La sécurité, elle, demeure une inquiétude permanente dans les rues de Srinagar et sur les routes de la région. Les rebelles ont ralenti leurs opérations ces dernières années, mais les violences continuent. Mohammad Ghulam Sarwar dit avoir assisté au meurtre d’un barbier originaire comme lui du Bihar, il y a quelques années. La rébellion présente ses attaques contre les travailleurs comme des représailles au harcèlement subi par leurs familles, qu’elle impute à la police. Le jeune homme n’y a pas renoncé pour autant. Pour lui, la vie et la mort sont entre les mains de Dieu. Vivre dans la peur reviendrait à ne rien avoir. La dépasser, ce serait tout gagner.

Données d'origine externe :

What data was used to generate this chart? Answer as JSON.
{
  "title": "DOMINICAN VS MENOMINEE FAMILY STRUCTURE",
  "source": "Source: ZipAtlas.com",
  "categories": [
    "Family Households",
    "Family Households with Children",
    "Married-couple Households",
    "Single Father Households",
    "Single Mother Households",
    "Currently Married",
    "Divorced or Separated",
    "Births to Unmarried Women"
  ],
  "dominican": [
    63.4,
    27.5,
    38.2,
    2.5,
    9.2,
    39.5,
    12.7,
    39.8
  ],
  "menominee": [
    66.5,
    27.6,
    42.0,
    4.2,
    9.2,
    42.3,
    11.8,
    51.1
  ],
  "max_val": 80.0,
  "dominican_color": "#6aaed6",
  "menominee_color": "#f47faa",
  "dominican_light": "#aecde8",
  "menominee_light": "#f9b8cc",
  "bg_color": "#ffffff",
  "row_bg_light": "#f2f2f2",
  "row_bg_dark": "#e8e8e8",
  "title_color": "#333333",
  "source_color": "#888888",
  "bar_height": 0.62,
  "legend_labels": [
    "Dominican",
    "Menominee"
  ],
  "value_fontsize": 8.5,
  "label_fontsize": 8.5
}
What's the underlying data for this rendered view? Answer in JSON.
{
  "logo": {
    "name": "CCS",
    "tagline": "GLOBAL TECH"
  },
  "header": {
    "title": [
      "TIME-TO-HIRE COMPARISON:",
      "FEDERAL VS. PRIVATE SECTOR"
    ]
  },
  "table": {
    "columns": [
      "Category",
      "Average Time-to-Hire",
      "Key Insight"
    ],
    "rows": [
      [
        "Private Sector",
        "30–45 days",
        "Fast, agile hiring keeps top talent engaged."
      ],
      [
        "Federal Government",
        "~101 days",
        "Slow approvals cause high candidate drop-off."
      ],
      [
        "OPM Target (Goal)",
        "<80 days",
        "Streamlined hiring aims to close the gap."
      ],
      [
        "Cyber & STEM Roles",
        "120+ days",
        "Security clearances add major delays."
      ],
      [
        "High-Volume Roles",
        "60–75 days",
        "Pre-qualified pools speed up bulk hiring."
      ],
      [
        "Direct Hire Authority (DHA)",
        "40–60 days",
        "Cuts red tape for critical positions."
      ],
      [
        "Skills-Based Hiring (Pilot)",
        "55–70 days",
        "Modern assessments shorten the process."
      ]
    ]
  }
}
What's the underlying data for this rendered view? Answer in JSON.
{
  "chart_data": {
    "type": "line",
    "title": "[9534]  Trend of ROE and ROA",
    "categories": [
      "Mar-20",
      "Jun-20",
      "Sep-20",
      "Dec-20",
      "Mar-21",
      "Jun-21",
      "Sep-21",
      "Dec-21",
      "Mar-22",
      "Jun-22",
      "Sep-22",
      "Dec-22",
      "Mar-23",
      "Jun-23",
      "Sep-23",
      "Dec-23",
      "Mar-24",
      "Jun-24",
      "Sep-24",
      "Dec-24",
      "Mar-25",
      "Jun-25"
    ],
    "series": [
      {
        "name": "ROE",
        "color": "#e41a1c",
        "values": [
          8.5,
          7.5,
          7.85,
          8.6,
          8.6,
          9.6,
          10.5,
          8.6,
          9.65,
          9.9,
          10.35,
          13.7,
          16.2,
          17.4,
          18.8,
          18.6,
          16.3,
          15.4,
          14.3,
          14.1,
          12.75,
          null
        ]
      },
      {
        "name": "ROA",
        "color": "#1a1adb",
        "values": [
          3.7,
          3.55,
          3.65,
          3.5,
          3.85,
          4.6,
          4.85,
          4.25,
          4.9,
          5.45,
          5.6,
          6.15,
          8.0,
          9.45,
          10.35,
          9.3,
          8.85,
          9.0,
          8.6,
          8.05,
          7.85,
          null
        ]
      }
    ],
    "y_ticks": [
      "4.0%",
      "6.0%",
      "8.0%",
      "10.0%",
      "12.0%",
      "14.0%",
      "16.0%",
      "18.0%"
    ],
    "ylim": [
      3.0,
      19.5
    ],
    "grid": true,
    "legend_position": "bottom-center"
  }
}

À Srinagar, le maçon partage un bâtiment avec 200 autres migrants. Un blindé des troupes paramilitaires monte la garde devant la porte, et des caméras surveillent les abords en continu. Les travailleurs venus d’ailleurs ont déjà été visés par le passé, rappelle un responsable des services de sécurité, tout en assurant que les protections ont été renforcées. Les autorités recommandent aux saisonniers de rester groupés et d’éviter les sorties à la nuit tombée. Beaucoup préfèrent d’ailleurs ne pas s’étendre sur la politique locale. Mohammad Iqbal, peintre de 53 ans venu de l’Uttar Pradesh, affirme n’avoir aucun problème et trouver la situation parfaitement calme. Shahid Sofi, 24 ans, originaire du Bihar, est moins serein. Il admet craindre les terroristes, tout en appréciant les bonnes conditions de travail et le climat, et confie aimer travailler dans les grands espaces de la région. Un autre migrant glisse plus discrètement que ses confrères hindous adoptent souvent un patronyme musulman pour éviter les ennuis.
Côté emploi, l’avenir de ces travailleurs semble tout tracé. Le chômage frappe ici près de deux fois plus qu’ailleurs dans le pays, 6,7% contre 3,5%, et les nouveaux arrivants occupent les postes que plus personne ne veut, agriculture, bâtiment, aide à domicile. Un responsable de la chambre locale de commerce et d’industrie le reconnaît sans détour. En dehors de l’artisanat, la main-d’œuvre qualifiée manque cruellement. La région dépend de plus en plus de ces saisonniers, presque totalement désormais.